Ma questo Crash è folgorante.
Premessa: anime belle astenersi. Crash è un libro
crudo, pornografico, racconta la storia di un incidente che cambia la
visione del mondo del protagonista (lo stesso Ballard) costringendolo a
sprofondare negli anfratti di automobili, traffico, autostrade, fino a
scoprire una nuova, immonda, sessualità. Ci comprime dentro un
macroorganismo uomo-macchina nel quale tutto è sangue ed eccitazione,
saliva e sperma, godimento del dolore e della distorsione di lamiere e
carne.
La grandezza sta nell'assoluta fusione tra la
storia e il modo di raccontarla: le parole di Ballard schiumano
continuamente parti di automobile e metallo; l'odore della benzina e
dell'asfalto che si mescolano con i liquidi organici dei morti negli
incidenti stradali è reale e palpabile, resta appiccicato alle mani, ci
deforma come il corpo martoriato di Vaughan costringe le prostitute in pose
inumane e strazianti.
Un consiglio diretto a te, lettore: affrontare
Crash con disgusto significa non affrontarlo proprio.

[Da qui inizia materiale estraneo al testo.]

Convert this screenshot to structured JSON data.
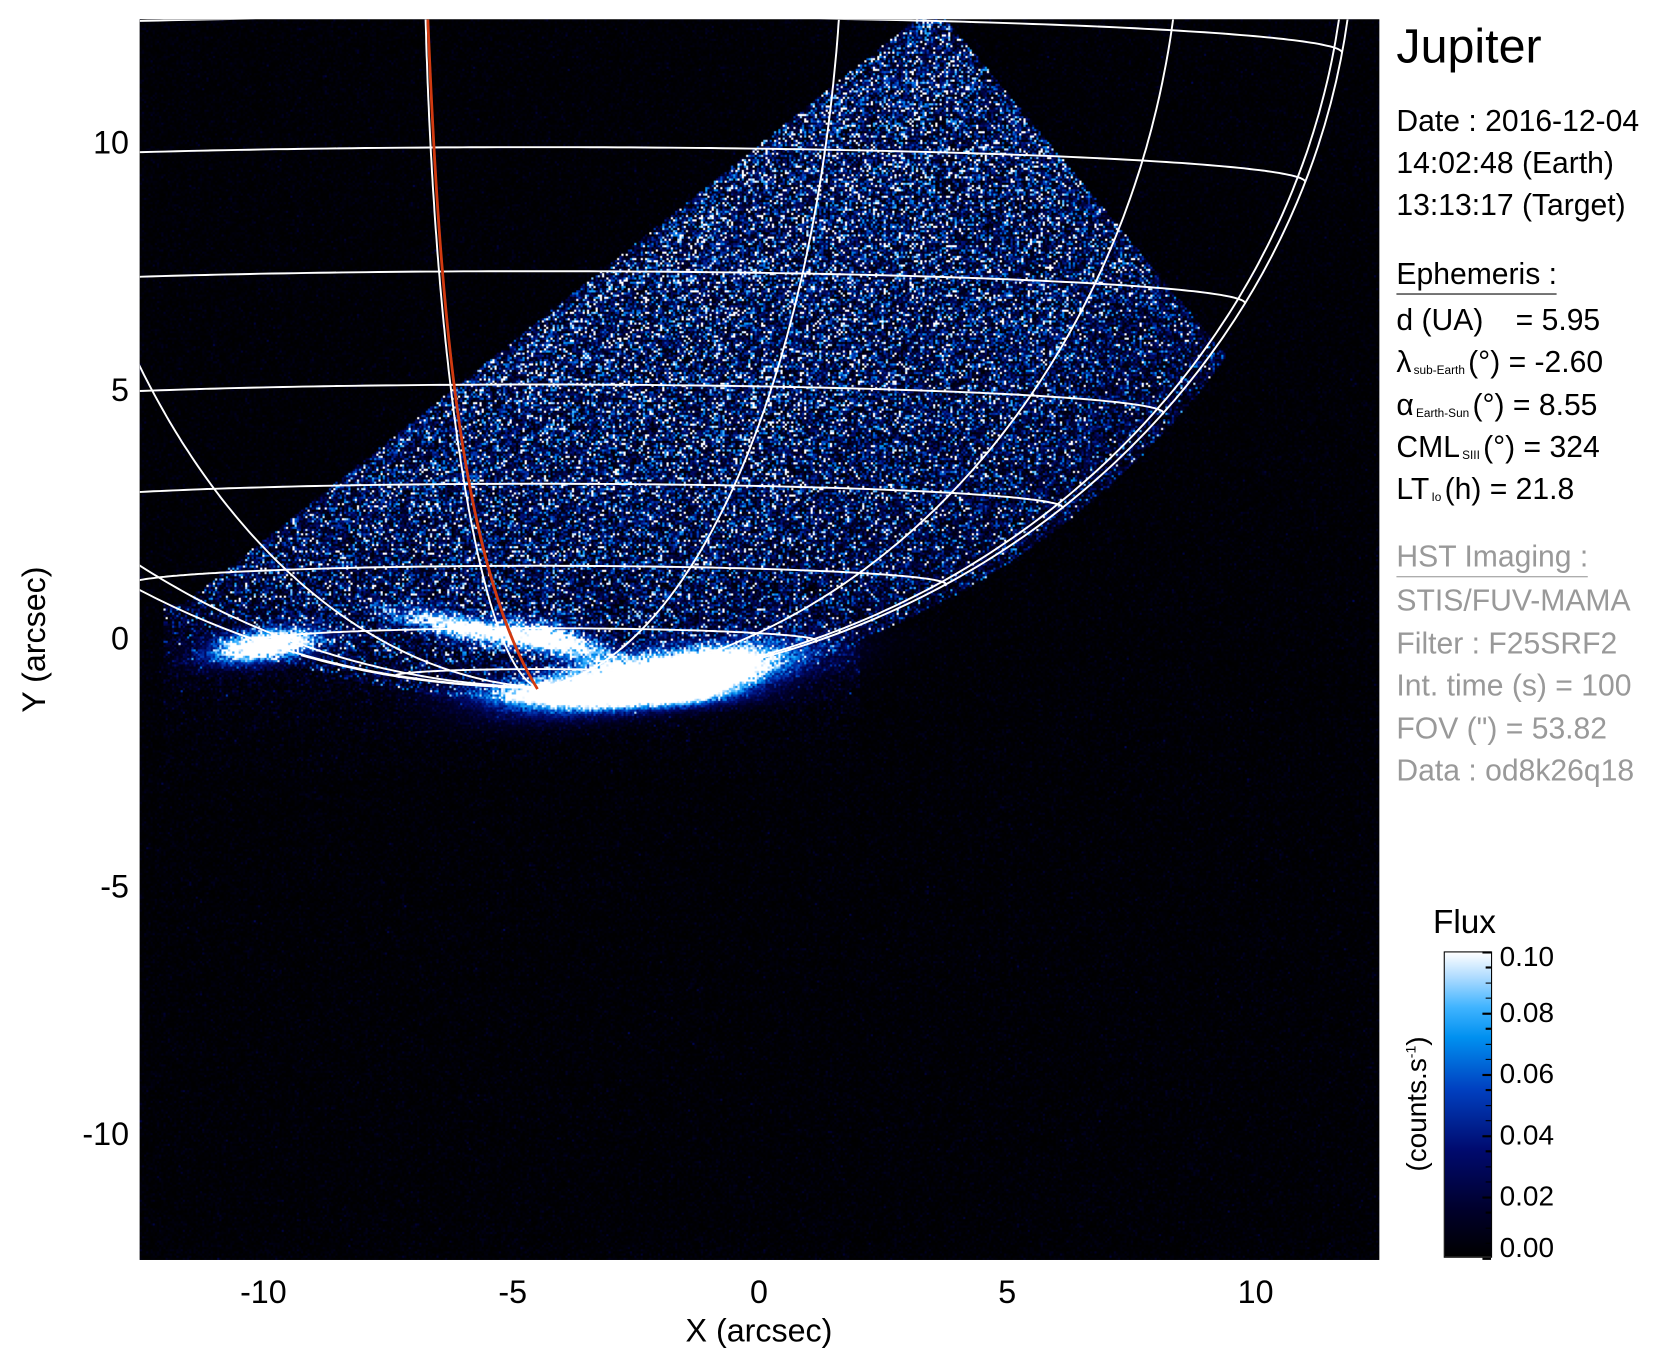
{
  "info": {
    "title": "Jupiter",
    "date": "Date : 2016-12-04",
    "time_earth": "14:02:48 (Earth)",
    "time_target": "13:13:17 (Target)",
    "ephemeris_header": "Ephemeris :",
    "distance": {
      "label": "d (UA)",
      "value": "= 5.95"
    },
    "sub_earth_lat": {
      "symbol": "λ",
      "sub": "sub-Earth",
      "rest": "(°) = -2.60"
    },
    "phase_angle": {
      "symbol": "α",
      "sub": "Earth-Sun",
      "rest": "(°) = 8.55"
    },
    "cml": {
      "symbol": "CML",
      "sub": "SIII",
      "rest": "(°) = 324"
    },
    "lt_io": {
      "symbol": "LT",
      "sub": "Io",
      "rest": "(h) = 21.8"
    },
    "hst_header": "HST Imaging :",
    "instrument": "STIS/FUV-MAMA",
    "filter": "Filter : F25SRF2",
    "int_time": "Int. time (s) = 100",
    "fov": "FOV (\") = 53.82",
    "dataset": "Data : od8k26q18"
  },
  "chart_data": {
    "type": "heatmap",
    "xlabel": "X (arcsec)",
    "ylabel": "Y (arcsec)",
    "xlim": [
      -12.5,
      12.5
    ],
    "ylim": [
      -12.5,
      12.5
    ],
    "xticks": [
      "-10",
      "-5",
      "0",
      "5",
      "10"
    ],
    "yticks": [
      "10",
      "5",
      "0",
      "-5",
      "-10"
    ],
    "grid": "planetographic latitude/longitude grid",
    "colorbar": {
      "title": "Flux",
      "unit": "(counts.s",
      "unit_exp": "-1",
      "unit_close": ")",
      "range": [
        0.0,
        0.1
      ],
      "ticks": [
        "0.10",
        "0.08",
        "0.06",
        "0.04",
        "0.02",
        "0.00"
      ],
      "colormap": [
        "#000000",
        "#000a6e",
        "#0040c0",
        "#0090f0",
        "#b0dcff",
        "#ffffff"
      ]
    },
    "colors": {
      "grid": "#ffffff",
      "footprint_line": "#d23a10",
      "background": "#000000"
    }
  }
}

Crash va preso come un pugno in faccia, chiudendo
il super-io nell'armadio come se ti venisse chiesto di partecipare a un
esperimento sociologico nel quale tu sia disposto a fare e subire qualunque
cosa.
Entraci con la curiosità malata di chi entrò per
primo nella casa di Roman Polanski dopo il macello. E non negare che la
cosa ti solletica, almeno un po'...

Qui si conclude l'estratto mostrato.